Sachant que Silent Hill s'est fortement inspiré de « L'échelle de Jacob », j'aimerais savoir comment vous situez votre oeuvre par rapport à celle d'Adrian Lyne, ne craignez-vous pas une comparaison ? « Silent Hill » étant un jeu qui propose plusieurs fins qui sont la conséquence de certains choix du joueur, a-t-il été difficile de choisir celle qui fut finalement retenue pour le film ? Enfin, « Silent hill 2 » est considéré par beaucoup de joueurs comme le meilleur de la série, notamment a cause de son tour de force narratif : seriez vous prêt à retentez l'expérience pour un 2e opus en cas de succès ? (Marc)

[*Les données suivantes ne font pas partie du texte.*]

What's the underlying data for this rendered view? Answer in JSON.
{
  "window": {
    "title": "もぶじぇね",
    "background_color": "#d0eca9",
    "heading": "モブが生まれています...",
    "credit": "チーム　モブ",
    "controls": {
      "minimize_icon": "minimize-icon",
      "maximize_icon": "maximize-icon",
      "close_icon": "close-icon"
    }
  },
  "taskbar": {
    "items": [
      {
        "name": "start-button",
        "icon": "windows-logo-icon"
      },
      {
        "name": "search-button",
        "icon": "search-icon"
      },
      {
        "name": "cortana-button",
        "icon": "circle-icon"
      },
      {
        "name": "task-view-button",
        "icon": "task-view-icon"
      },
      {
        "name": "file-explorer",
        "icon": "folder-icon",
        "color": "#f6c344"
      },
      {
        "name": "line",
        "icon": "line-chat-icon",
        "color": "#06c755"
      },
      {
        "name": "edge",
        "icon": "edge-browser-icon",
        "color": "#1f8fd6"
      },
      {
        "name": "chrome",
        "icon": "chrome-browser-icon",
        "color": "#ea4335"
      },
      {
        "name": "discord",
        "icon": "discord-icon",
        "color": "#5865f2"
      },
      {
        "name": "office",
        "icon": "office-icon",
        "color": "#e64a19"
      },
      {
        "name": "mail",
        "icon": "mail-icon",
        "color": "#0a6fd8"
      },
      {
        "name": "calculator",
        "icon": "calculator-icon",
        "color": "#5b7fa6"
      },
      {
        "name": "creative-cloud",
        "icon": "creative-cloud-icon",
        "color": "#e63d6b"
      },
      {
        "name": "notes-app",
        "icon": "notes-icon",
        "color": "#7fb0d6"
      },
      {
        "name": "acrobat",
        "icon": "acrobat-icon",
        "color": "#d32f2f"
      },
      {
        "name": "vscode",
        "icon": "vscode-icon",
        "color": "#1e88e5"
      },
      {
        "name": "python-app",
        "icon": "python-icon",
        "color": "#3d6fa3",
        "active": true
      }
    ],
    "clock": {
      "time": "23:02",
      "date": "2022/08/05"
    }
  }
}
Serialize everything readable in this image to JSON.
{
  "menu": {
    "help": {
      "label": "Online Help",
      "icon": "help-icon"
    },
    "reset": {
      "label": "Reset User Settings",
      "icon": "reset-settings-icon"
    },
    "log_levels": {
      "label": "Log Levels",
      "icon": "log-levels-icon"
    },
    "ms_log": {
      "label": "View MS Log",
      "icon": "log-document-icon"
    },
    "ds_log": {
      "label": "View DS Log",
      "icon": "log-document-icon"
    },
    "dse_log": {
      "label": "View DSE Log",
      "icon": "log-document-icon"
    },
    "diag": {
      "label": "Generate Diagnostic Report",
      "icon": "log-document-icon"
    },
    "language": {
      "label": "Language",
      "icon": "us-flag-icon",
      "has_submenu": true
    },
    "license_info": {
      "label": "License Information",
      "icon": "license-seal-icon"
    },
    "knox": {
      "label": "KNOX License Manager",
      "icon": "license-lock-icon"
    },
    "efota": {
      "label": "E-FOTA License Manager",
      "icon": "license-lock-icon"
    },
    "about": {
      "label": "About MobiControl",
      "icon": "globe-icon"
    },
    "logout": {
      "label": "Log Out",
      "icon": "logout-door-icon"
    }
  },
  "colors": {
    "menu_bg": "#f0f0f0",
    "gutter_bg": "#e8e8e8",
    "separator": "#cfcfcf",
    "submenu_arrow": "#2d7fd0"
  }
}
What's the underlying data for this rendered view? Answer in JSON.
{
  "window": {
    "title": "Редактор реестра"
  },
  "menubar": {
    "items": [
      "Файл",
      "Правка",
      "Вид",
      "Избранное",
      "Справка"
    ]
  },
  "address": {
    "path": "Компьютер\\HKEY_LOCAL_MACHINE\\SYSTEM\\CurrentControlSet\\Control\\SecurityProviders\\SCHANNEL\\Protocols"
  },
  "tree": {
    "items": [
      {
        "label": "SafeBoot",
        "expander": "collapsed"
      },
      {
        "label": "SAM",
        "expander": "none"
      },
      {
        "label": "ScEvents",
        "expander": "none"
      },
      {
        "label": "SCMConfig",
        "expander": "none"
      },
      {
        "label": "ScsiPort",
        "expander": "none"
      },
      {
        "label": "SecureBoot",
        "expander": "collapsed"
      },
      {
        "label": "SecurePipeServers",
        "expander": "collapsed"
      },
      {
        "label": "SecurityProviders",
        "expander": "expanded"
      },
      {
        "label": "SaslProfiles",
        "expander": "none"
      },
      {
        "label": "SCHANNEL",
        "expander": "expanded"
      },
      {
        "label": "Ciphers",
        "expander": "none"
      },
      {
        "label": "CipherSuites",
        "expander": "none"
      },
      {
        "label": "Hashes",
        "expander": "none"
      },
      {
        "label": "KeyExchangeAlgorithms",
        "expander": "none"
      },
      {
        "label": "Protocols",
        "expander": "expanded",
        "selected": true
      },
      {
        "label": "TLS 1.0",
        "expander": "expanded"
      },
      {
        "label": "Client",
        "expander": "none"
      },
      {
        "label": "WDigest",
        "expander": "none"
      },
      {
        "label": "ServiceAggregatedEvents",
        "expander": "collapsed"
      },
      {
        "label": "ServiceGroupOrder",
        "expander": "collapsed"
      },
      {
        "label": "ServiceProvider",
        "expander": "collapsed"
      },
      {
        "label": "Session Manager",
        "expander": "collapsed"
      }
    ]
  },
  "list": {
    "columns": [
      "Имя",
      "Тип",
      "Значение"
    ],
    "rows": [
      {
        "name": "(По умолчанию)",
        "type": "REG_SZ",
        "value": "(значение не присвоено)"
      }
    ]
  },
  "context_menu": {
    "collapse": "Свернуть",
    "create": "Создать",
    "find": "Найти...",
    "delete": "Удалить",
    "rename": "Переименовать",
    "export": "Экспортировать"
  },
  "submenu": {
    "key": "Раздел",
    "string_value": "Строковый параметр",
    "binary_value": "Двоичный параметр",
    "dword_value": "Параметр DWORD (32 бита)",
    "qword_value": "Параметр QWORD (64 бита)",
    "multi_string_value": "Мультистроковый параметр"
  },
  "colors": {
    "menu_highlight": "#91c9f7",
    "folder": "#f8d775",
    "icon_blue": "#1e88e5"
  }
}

Christophe Gans : Est-ce que « Silent Hill » s’inspire fortement de « L’Echelle de Jacob » ? je ne pense pas. Je pense que « Silent Hill » s’inspire de deux scènes du film, une scène dans un métro et une scène dans un hôpital, qui sont assez saisissantes quand on les regarde et qui annoncent effectivement l’atmosphère de « Silent Hill ». Pour avoir discuté longuement avec Akira Yamaoka, « L’Echelle de Jacob » n’est pas la seule source d’inspiration de « Silent Hill ». La vraie source d’inspiration de cet univers est beaucoup plus picturale que cinématographique, notamment dans l’art moderne et les artistes surréalistes. Est-ce que je crains la comparaison avec « L’Echelle de Jacob » ? Pas du tout, car le sdeux films n’ont rien à voir. Personnellement, j’ai bien ce film, surtout sa version complète qui passe de temps en temps à la télé américaine. Je trouve le film très intéressante t très singulier. Je ne suis pas un grand fan de la fin au Vietnam, mais en même temps elle est intéressante car elle respecte l’idée qu’il y aurait dans cet univers parallèle différentes interprétations. Ce qui m’amène à votre deuxième question. Y-a t-il plusieurs fins dans « Silent Hill » ? Evidemment non, mais il y a plusieurs interprétations possibles quant à ce qu’il advient des personanges, et la fin est éminemment ambiguë, et je laisse à chacun le soin de se faire sa propre opinion. Pour moi, c’est une façon de répondre à la multiplicité des fins du jeu qui répondent à une multilplicité d’interprétation de cet univers. Quant à votre dernière question, j’aimerais effectivement retenter l’expérience de « Silent Hill » : maintenant est-ce que j’adapterais précisément « Silent Hill 2 » ? Je ne crois pas, même si j’aimerais personnellement. Par contre, je souhaiterais raconter la suite de l’histoire que nous avons commencé à raconter avec ce premier film, et introduire des éléments narratifs et psychologiques présents dans le deuxième jeu parce que c’est mon préféré parmi les quatre jeux. D’ailleurs, c’était celui que nous voulions adapter au départ avec Roger et Nicolas…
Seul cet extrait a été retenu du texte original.